Some werewolves could appear human in form, speech, and intellect, indistinguishable from normal people.
But once provoked or bathed in full moonlight, they transformed into bloodthirsty, ferocious half-human, half-wolf forms.
Graymane werewolves, living permanently in wild lands, had long abandoned their human forms entirely.
They lived always as werewolves—fierce in temperament, yet possessing human-level intelligence.
If exposed to full moonlight or pushed to the edge of death, their emotions surging intensely,
they would transform further, becoming full giant wolves, their combat power soaring while gradually losing reason, drowning in battle and slaughter.
In the crescent valley stood several huts built from hard wood or stone.
Outside, walls of stacked marble blocks, bound together with mud and resin.
Inside the walls,
on an open patch against the valley’s rocky cliff,
Adult werewolves trained the cubs by hurling heavy, hard iron-birch logs into the air; the cubs leapt three meters high, gnawing with their young, sharp teeth, leaving uneven dents.
“More diligent than dragon cubs—they actually train.”
Luo Si thought silently.
Dragons had too many innate advantages.
All dragons knew from birth that they would stand atop a peak few could reach—and this bred laziness; dragons like Luo Si were exceedingly rare.
When he was still in Iron Dragon Mother’s territory,
the red dragon Samantha and the iron dragon Gorton
spent their days eating, sleeping, and wandering—despite countless precious teachings in their lineage that ordinary beings would kill for, they never sought to uncover or learn them, let alone train their bodies or sharpen their claws.
“Could it be that evil dragons drive off their young to force them to overcome laziness through external pressure?”
A guess surfaced in Luo Si’s mind.
But after thinking, he decided he was overthinking.
It was more likely the evil dragon mother simply didn’t care to raise her offspring.
Luo Si gathered his thoughts and continued scanning the crescent valley.
On the perimeter wall stood crooked bone towers.
Graymane werewolf sentries stood atop them, armed with longbows, their eyes—unaffected by darkness—scanning the surroundings, ears twitching, listening for any suspicious movement.
Outside, werewolf cavalry rode giant wolves on patrol.
When resting, they ignored themselves, prioritizing food and water for their mounts.
Some even displayed unusually intimate gestures—nuzzling, licking each other’s fur.
It wasn’t the normal bond between knight and mount.
Luo Si noticed this.
He was puzzled at first, then “searched” his inherited knowledge—and understood.

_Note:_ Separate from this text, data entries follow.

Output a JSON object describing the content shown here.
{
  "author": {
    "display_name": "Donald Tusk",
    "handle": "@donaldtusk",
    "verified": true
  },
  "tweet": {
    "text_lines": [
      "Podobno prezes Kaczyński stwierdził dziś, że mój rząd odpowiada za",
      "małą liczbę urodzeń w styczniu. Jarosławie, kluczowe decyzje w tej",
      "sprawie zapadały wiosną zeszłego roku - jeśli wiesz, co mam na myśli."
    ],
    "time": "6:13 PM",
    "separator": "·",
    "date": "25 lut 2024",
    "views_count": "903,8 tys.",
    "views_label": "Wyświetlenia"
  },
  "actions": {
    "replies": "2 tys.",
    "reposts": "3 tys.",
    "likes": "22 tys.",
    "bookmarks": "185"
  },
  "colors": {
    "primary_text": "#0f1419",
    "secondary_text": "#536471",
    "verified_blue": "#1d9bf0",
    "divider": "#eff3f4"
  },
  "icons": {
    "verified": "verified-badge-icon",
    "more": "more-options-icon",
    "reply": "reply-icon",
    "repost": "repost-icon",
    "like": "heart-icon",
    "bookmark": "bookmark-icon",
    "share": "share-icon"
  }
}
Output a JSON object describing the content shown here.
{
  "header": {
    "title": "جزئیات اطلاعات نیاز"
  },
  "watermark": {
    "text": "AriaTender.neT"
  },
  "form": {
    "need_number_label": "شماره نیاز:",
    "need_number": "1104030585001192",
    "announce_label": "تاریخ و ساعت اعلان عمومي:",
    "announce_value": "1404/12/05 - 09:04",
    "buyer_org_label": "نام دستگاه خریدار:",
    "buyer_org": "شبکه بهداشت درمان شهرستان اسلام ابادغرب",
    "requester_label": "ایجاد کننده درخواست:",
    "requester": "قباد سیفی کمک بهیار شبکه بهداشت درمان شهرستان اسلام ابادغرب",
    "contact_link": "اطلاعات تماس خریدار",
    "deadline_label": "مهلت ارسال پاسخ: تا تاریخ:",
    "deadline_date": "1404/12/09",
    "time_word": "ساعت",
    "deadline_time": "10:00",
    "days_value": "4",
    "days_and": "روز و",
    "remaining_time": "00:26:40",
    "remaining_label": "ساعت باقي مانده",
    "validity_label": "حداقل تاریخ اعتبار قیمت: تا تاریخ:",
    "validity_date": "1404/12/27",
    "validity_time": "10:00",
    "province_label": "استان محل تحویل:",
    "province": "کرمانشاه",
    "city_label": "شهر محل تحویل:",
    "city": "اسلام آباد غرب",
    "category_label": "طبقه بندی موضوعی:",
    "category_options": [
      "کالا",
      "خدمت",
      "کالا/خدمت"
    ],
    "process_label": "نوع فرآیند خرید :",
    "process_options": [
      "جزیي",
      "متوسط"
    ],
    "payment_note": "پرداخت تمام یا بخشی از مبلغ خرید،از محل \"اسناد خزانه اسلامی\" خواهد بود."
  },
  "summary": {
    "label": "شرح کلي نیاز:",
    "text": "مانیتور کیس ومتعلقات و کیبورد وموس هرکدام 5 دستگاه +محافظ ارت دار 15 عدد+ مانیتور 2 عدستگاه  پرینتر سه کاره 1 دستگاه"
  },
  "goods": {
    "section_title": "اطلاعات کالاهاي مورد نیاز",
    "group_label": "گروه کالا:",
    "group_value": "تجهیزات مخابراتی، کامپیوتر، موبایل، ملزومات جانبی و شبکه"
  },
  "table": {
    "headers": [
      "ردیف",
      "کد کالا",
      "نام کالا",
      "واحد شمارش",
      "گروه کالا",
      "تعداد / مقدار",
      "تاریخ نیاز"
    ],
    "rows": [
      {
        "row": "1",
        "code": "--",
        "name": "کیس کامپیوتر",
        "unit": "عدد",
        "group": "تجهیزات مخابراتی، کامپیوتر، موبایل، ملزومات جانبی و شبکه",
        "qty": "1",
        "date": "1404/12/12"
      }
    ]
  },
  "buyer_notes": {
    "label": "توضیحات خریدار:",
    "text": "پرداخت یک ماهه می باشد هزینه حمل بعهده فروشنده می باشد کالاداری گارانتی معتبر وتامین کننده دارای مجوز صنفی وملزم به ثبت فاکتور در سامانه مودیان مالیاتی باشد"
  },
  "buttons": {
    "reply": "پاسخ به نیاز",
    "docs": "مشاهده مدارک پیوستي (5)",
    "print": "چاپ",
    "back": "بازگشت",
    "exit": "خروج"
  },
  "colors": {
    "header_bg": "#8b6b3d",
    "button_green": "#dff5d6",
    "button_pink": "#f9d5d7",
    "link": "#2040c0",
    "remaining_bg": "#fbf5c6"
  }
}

If a werewolf remains in giant wolf form too long, they sink deeper into bestiality, lose themselves completely, and can never revert to human form, becoming monstrous giant wolves.

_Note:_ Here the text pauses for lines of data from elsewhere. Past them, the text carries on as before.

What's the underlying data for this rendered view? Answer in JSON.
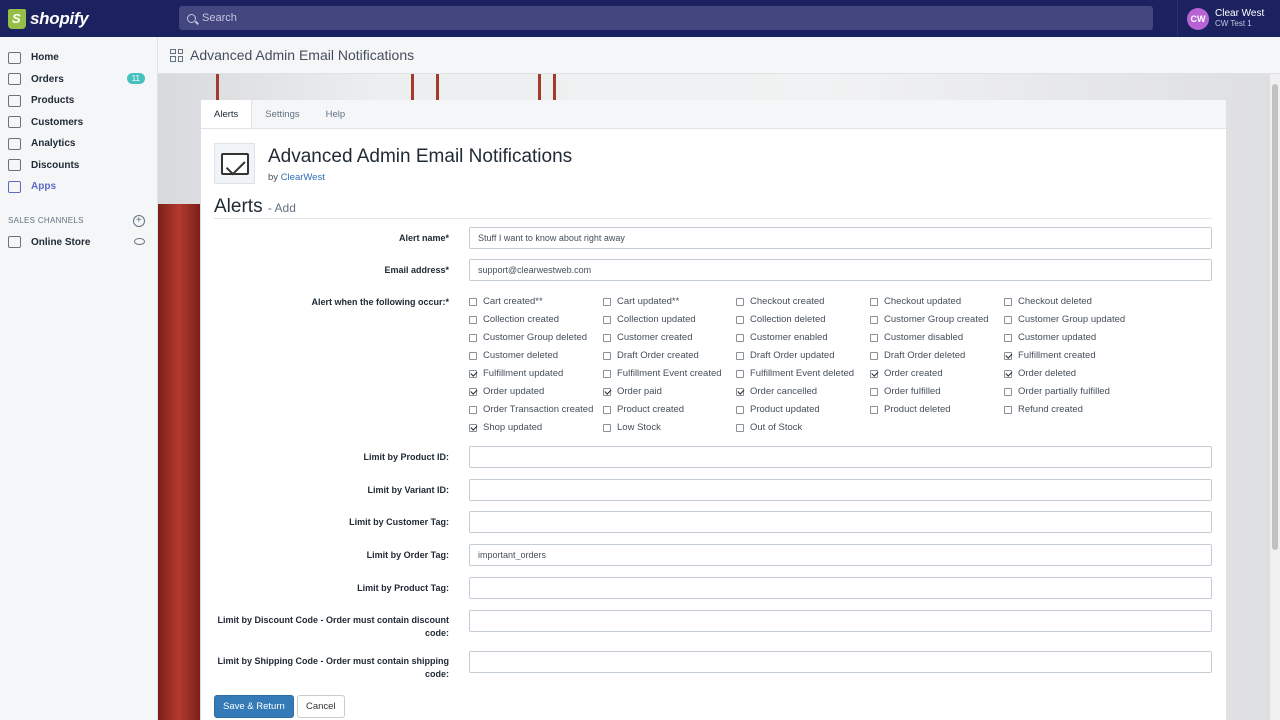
{
  "topbar": {
    "brand": "shopify",
    "search_placeholder": "Search",
    "account_initials": "CW",
    "account_name": "Clear West",
    "account_store": "CW Test 1"
  },
  "sidebar": {
    "items": [
      {
        "label": "Home",
        "icon": "home-icon"
      },
      {
        "label": "Orders",
        "icon": "orders-icon",
        "badge": "11"
      },
      {
        "label": "Products",
        "icon": "tag-icon"
      },
      {
        "label": "Customers",
        "icon": "person-icon"
      },
      {
        "label": "Analytics",
        "icon": "bar-chart-icon"
      },
      {
        "label": "Discounts",
        "icon": "discount-icon"
      },
      {
        "label": "Apps",
        "icon": "apps-icon"
      }
    ],
    "channels_heading": "SALES CHANNELS",
    "online_store": "Online Store"
  },
  "page": {
    "title": "Advanced Admin Email Notifications"
  },
  "tabs": [
    "Alerts",
    "Settings",
    "Help"
  ],
  "app": {
    "name": "Advanced Admin Email Notifications",
    "by": "by",
    "author": "ClearWest"
  },
  "form": {
    "section_title": "Alerts",
    "section_sub": "- Add",
    "alert_name_label": "Alert name*",
    "alert_name_value": "Stuff I want to know about right away",
    "email_label": "Email address*",
    "email_value": "support@clearwestweb.com",
    "events_label": "Alert when the following occur:*",
    "events": [
      {
        "label": "Cart created**",
        "checked": false
      },
      {
        "label": "Cart updated**",
        "checked": false
      },
      {
        "label": "Checkout created",
        "checked": false
      },
      {
        "label": "Checkout updated",
        "checked": false
      },
      {
        "label": "Checkout deleted",
        "checked": false
      },
      {
        "label": "Collection created",
        "checked": false
      },
      {
        "label": "Collection updated",
        "checked": false
      },
      {
        "label": "Collection deleted",
        "checked": false
      },
      {
        "label": "Customer Group created",
        "checked": false
      },
      {
        "label": "Customer Group updated",
        "checked": false
      },
      {
        "label": "Customer Group deleted",
        "checked": false
      },
      {
        "label": "Customer created",
        "checked": false
      },
      {
        "label": "Customer enabled",
        "checked": false
      },
      {
        "label": "Customer disabled",
        "checked": false
      },
      {
        "label": "Customer updated",
        "checked": false
      },
      {
        "label": "Customer deleted",
        "checked": false
      },
      {
        "label": "Draft Order created",
        "checked": false
      },
      {
        "label": "Draft Order updated",
        "checked": false
      },
      {
        "label": "Draft Order deleted",
        "checked": false
      },
      {
        "label": "Fulfillment created",
        "checked": true
      },
      {
        "label": "Fulfillment updated",
        "checked": true
      },
      {
        "label": "Fulfillment Event created",
        "checked": false
      },
      {
        "label": "Fulfillment Event deleted",
        "checked": false
      },
      {
        "label": "Order created",
        "checked": true
      },
      {
        "label": "Order deleted",
        "checked": true
      },
      {
        "label": "Order updated",
        "checked": true
      },
      {
        "label": "Order paid",
        "checked": true
      },
      {
        "label": "Order cancelled",
        "checked": true
      },
      {
        "label": "Order fulfilled",
        "checked": false
      },
      {
        "label": "Order partially fulfilled",
        "checked": false
      },
      {
        "label": "Order Transaction created",
        "checked": false
      },
      {
        "label": "Product created",
        "checked": false
      },
      {
        "label": "Product updated",
        "checked": false
      },
      {
        "label": "Product deleted",
        "checked": false
      },
      {
        "label": "Refund created",
        "checked": false
      },
      {
        "label": "Shop updated",
        "checked": true
      },
      {
        "label": "Low Stock",
        "checked": false
      },
      {
        "label": "Out of Stock",
        "checked": false
      }
    ],
    "limits": [
      {
        "label": "Limit by Product ID:",
        "value": ""
      },
      {
        "label": "Limit by Variant ID:",
        "value": ""
      },
      {
        "label": "Limit by Customer Tag:",
        "value": ""
      },
      {
        "label": "Limit by Order Tag:",
        "value": "important_orders"
      },
      {
        "label": "Limit by Product Tag:",
        "value": ""
      },
      {
        "label": "Limit by Discount Code - Order must contain discount code:",
        "value": ""
      },
      {
        "label": "Limit by Shipping Code - Order must contain shipping code:",
        "value": ""
      }
    ],
    "save_label": "Save & Return",
    "cancel_label": "Cancel"
  }
}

Only those with the closest bloodline can soothe them, communicating on a spiritual level through blood.
In Graymane werewolf societies, fully bestialized,
knights and their mounts often shared blood bonds.
Originally, they may have been mates, parents and offspring, brothers.

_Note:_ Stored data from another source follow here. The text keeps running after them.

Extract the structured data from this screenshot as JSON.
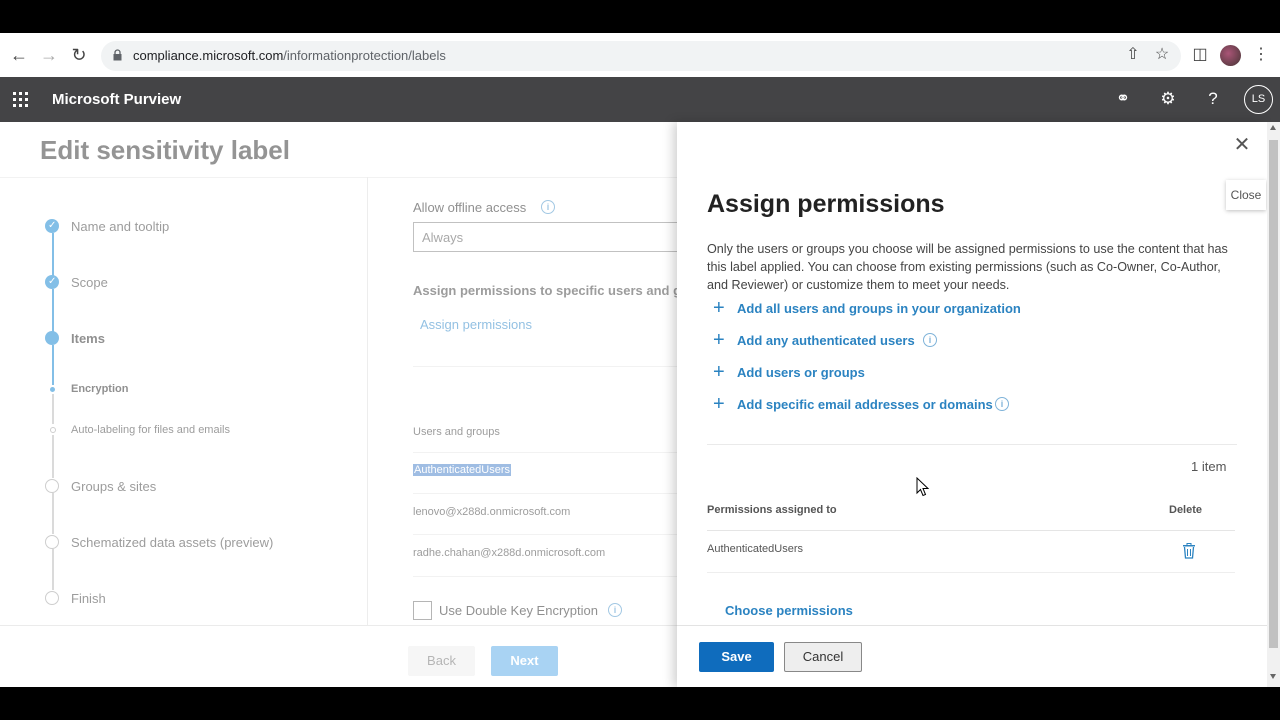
{
  "browser": {
    "url_domain": "compliance.microsoft.com",
    "url_path": "/informationprotection/labels"
  },
  "appbar": {
    "title": "Microsoft Purview",
    "user_initials": "LS"
  },
  "page": {
    "title": "Edit sensitivity label"
  },
  "steps": [
    {
      "label": "Name and tooltip",
      "state": "done"
    },
    {
      "label": "Scope",
      "state": "done"
    },
    {
      "label": "Items",
      "state": "current"
    },
    {
      "label": "Encryption",
      "state": "current-sub"
    },
    {
      "label": "Auto-labeling for files and emails",
      "state": "sub"
    },
    {
      "label": "Groups & sites",
      "state": "pending"
    },
    {
      "label": "Schematized data assets (preview)",
      "state": "pending"
    },
    {
      "label": "Finish",
      "state": "pending"
    }
  ],
  "middle": {
    "offline_label": "Allow offline access",
    "offline_value": "Always",
    "assign_heading": "Assign permissions to specific users and gr",
    "assign_link": "Assign permissions",
    "users_groups_header": "Users and groups",
    "users": [
      "AuthenticatedUsers",
      "lenovo@x288d.onmicrosoft.com",
      "radhe.chahan@x288d.onmicrosoft.com"
    ],
    "double_key_label": "Use Double Key Encryption"
  },
  "footer": {
    "back_label": "Back",
    "next_label": "Next"
  },
  "panel": {
    "close_tooltip": "Close",
    "title": "Assign permissions",
    "description": "Only the users or groups you choose will be assigned permissions to use the content that has this label applied. You can choose from existing permissions (such as Co-Owner, Co-Author, and Reviewer) or customize them to meet your needs.",
    "add_options": [
      "Add all users and groups in your organization",
      "Add any authenticated users",
      "Add users or groups",
      "Add specific email addresses or domains"
    ],
    "item_count": "1 item",
    "table_header_permissions": "Permissions assigned to",
    "table_header_delete": "Delete",
    "rows": [
      "AuthenticatedUsers"
    ],
    "choose_permissions": "Choose permissions",
    "save_label": "Save",
    "cancel_label": "Cancel"
  },
  "colors": {
    "accent": "#0f6cbd",
    "link": "#2b83c1",
    "appbar": "#444446"
  }
}
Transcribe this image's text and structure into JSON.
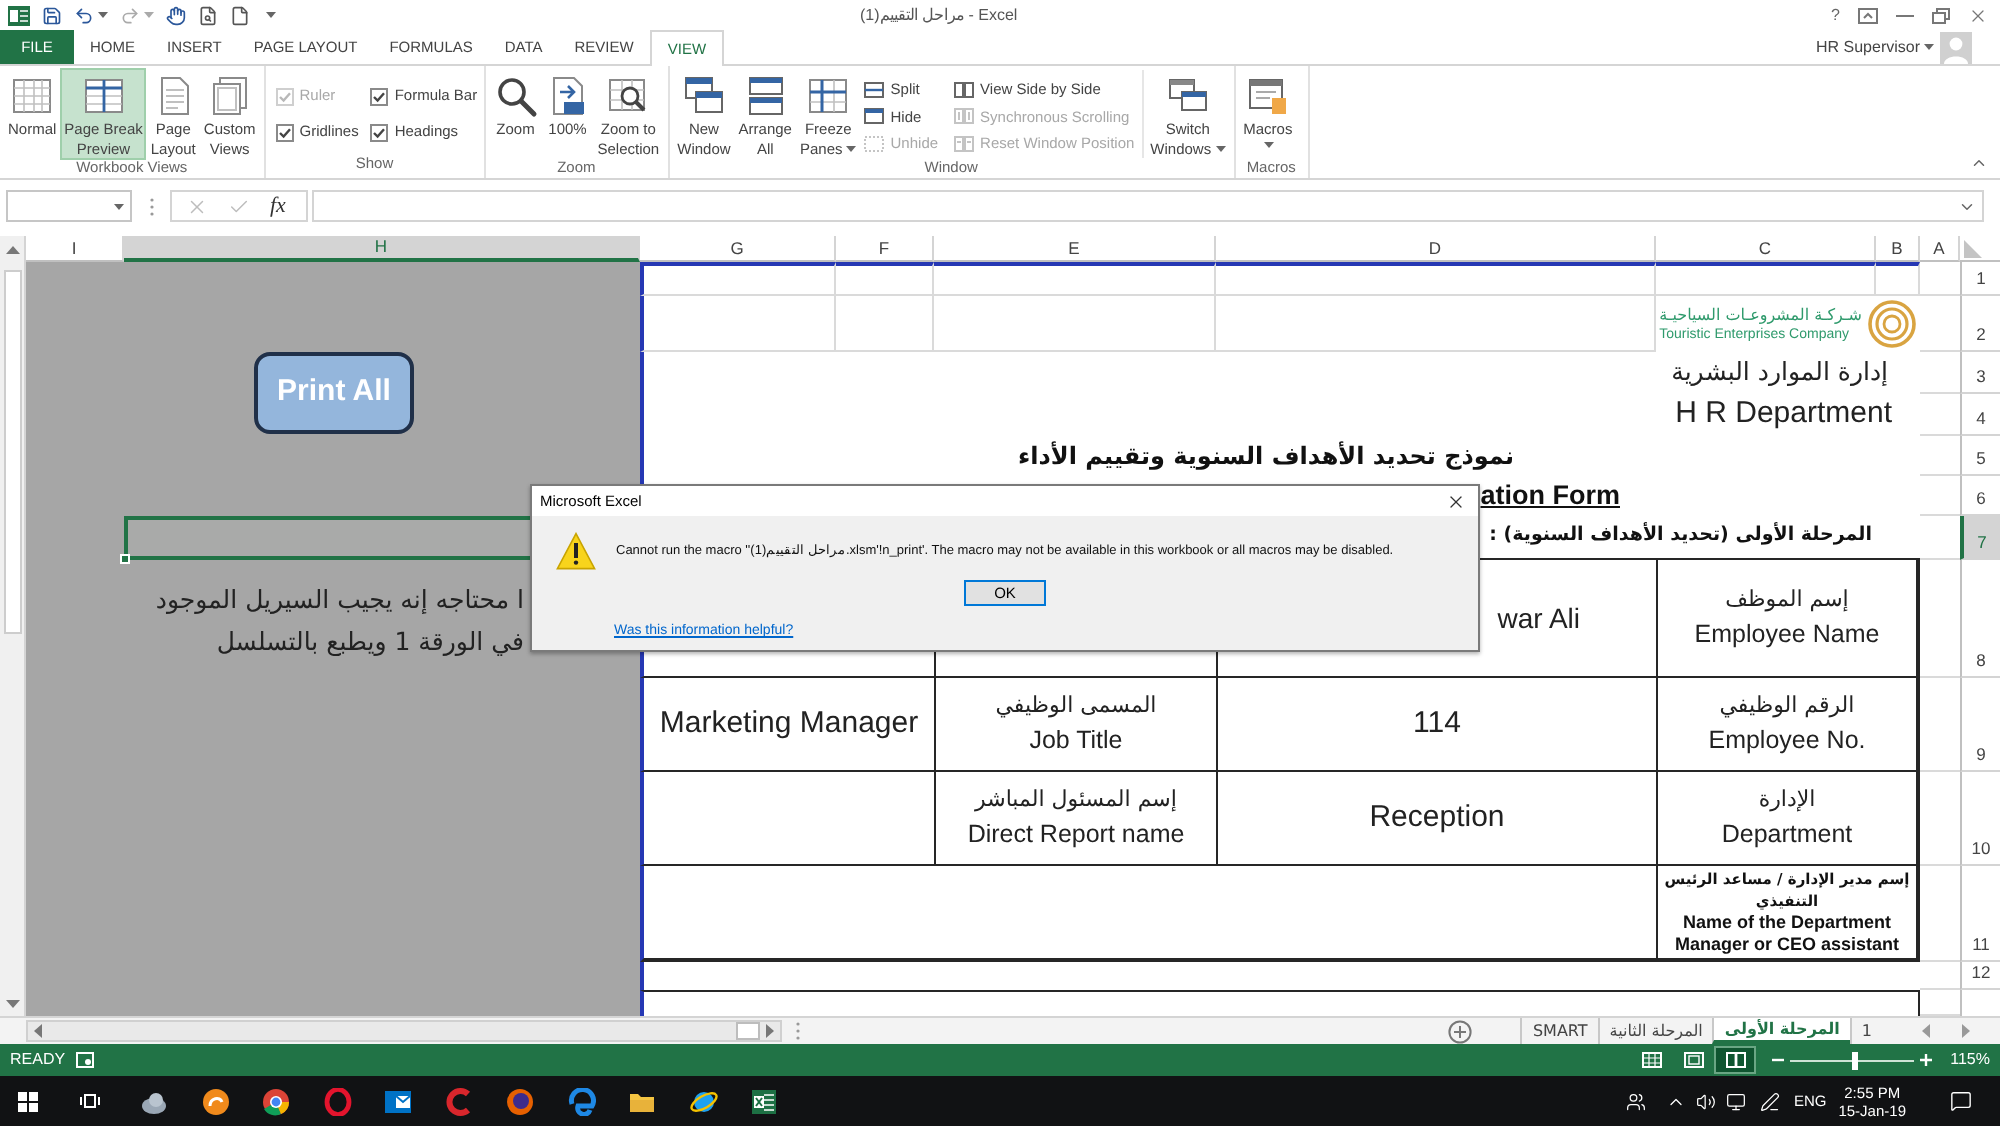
{
  "title_bar": {
    "title": "مراحل التقييم(1) - Excel",
    "help": "?"
  },
  "ribbon_tabs": [
    {
      "label": "FILE",
      "kind": "file",
      "selected": false
    },
    {
      "label": "HOME",
      "kind": "tab",
      "selected": false
    },
    {
      "label": "INSERT",
      "kind": "tab",
      "selected": false
    },
    {
      "label": "PAGE LAYOUT",
      "kind": "tab",
      "selected": false
    },
    {
      "label": "FORMULAS",
      "kind": "tab",
      "selected": false
    },
    {
      "label": "DATA",
      "kind": "tab",
      "selected": false
    },
    {
      "label": "REVIEW",
      "kind": "tab",
      "selected": false
    },
    {
      "label": "VIEW",
      "kind": "tab",
      "selected": true
    }
  ],
  "account": {
    "user": "HR Supervisor"
  },
  "ribbon": {
    "workbook_views": {
      "label": "Workbook Views",
      "buttons": [
        {
          "label": "Normal",
          "selected": false
        },
        {
          "label": "Page Break\nPreview",
          "selected": true
        },
        {
          "label": "Page\nLayout",
          "selected": false
        },
        {
          "label": "Custom\nViews",
          "selected": false
        }
      ]
    },
    "show": {
      "label": "Show",
      "options": [
        {
          "label": "Ruler",
          "checked": true,
          "disabled": true
        },
        {
          "label": "Formula Bar",
          "checked": true,
          "disabled": false
        },
        {
          "label": "Gridlines",
          "checked": true,
          "disabled": false
        },
        {
          "label": "Headings",
          "checked": true,
          "disabled": false
        }
      ]
    },
    "zoom": {
      "label": "Zoom",
      "buttons": [
        {
          "label": "Zoom"
        },
        {
          "label": "100%"
        },
        {
          "label": "Zoom to\nSelection"
        }
      ]
    },
    "window": {
      "label": "Window",
      "buttons": [
        {
          "label": "New\nWindow",
          "dropdown": false
        },
        {
          "label": "Arrange\nAll",
          "dropdown": false
        },
        {
          "label": "Freeze\nPanes",
          "dropdown": true
        }
      ],
      "small_buttons": [
        {
          "label": "Split",
          "disabled": false
        },
        {
          "label": "Hide",
          "disabled": false
        },
        {
          "label": "Unhide",
          "disabled": true
        },
        {
          "label": "View Side by Side",
          "disabled": false
        },
        {
          "label": "Synchronous Scrolling",
          "disabled": true
        },
        {
          "label": "Reset Window Position",
          "disabled": true
        }
      ],
      "switch_button": {
        "label": "Switch\nWindows",
        "dropdown": true
      }
    },
    "macros": {
      "label": "Macros",
      "buttons": [
        {
          "label": "Macros",
          "dropdown": true
        }
      ]
    }
  },
  "formula_bar": {
    "function_label": "fx"
  },
  "columns": [
    {
      "label": "I",
      "selected": false
    },
    {
      "label": "H",
      "selected": true
    },
    {
      "label": "G",
      "selected": false
    },
    {
      "label": "F",
      "selected": false
    },
    {
      "label": "E",
      "selected": false
    },
    {
      "label": "D",
      "selected": false
    },
    {
      "label": "C",
      "selected": false
    },
    {
      "label": "B",
      "selected": false
    },
    {
      "label": "A",
      "selected": false
    }
  ],
  "rows": [
    {
      "label": "1",
      "selected": false
    },
    {
      "label": "2",
      "selected": false
    },
    {
      "label": "3",
      "selected": false
    },
    {
      "label": "4",
      "selected": false
    },
    {
      "label": "5",
      "selected": false
    },
    {
      "label": "6",
      "selected": false
    },
    {
      "label": "7",
      "selected": true
    },
    {
      "label": "8",
      "selected": false
    },
    {
      "label": "9",
      "selected": false
    },
    {
      "label": "10",
      "selected": false
    },
    {
      "label": "11",
      "selected": false
    },
    {
      "label": "12",
      "selected": false
    }
  ],
  "sheet": {
    "print_all_button": "Print All",
    "note": "ا محتاجه إنه يجيب السيريل الموجود\nفي الورقة 1 ويطبع بالتسلسل",
    "logo": {
      "arabic": "شـركـة المشروعـات السياحيـة",
      "english": "Touristic Enterprises Company"
    },
    "department": {
      "arabic": "إدارة الموارد البشرية",
      "english": "H R Department"
    },
    "title": "نموذج تحديد الأهداف السنوية وتقييم الأداء",
    "subtitle": "ation Form",
    "form": {
      "stage": "المرحلة الأولى (تحديد الأهداف السنوية) :",
      "rows": [
        {
          "kind": "pair",
          "label": {
            "ar": "إسم الموظف",
            "en": "Employee Name"
          },
          "value": "war Ali"
        },
        {
          "kind": "double",
          "label": {
            "ar": "الرقم الوظيفي",
            "en": "Employee No."
          },
          "value": "114",
          "label_2": {
            "ar": "المسمى الوظيفي",
            "en": "Job Title"
          },
          "value_2": "Marketing Manager"
        },
        {
          "kind": "double",
          "label": {
            "ar": "الإدارة",
            "en": "Department"
          },
          "value": "Reception",
          "label_2": {
            "ar": "إسم المسئول المباشر",
            "en": "Direct Report name"
          }
        },
        {
          "kind": "wide",
          "label": {
            "ar": "إسم مدير الإدارة / مساعد الرئيس التنفيذي",
            "en": "Name of the Department Manager or CEO assistant"
          }
        }
      ]
    }
  },
  "dialog": {
    "title": "Microsoft Excel",
    "message": "Cannot run the macro ''مراحل التقييم(1).xlsm'!n_print'. The macro may not be available in this workbook or all macros may be disabled.",
    "button": "OK",
    "link": "Was this information helpful?"
  },
  "sheet_tabs": [
    {
      "label": "SMART",
      "selected": false
    },
    {
      "label": "المرحلة الثانية",
      "selected": false
    },
    {
      "label": "المرحلة الأولى",
      "selected": true
    },
    {
      "label": "1",
      "selected": false
    }
  ],
  "status_bar": {
    "status": "READY",
    "views": [
      {
        "selected": false
      },
      {
        "selected": false
      },
      {
        "selected": true
      }
    ],
    "zoom": {
      "level": 0.52,
      "reading": "115%"
    }
  },
  "taskbar": {
    "language": "ENG",
    "time": "2:55 PM",
    "date": "15-Jan-19"
  }
}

Because of this bond, their interactions were unusual, and their coordination far more seamless and powerful than ordinary knight-mount pairs.
“This territory has over thirty giant wolf knights—not counting cubs and juveniles; adult werewolves number at least a hundred.”
“I haven’t seen their leader or any shaman yet.”
Luo Si, hidden in the clouds, silently assessed this “neighbor.”
A tribe of this scale would normally have at least one shaman or witch—and Luo Si had noticed totem poles standing within their territory.
As his gaze swept further, it fixed on the western corner of the crescent valley.
He saw the wreckage of a metal transport cart, riddled with gnaw marks and tears; several wolf cubs were sharpening their teeth on the metal sheets.
This Graymane werewolf tribe had raided caravans passing along the Thousand Serpent Scar.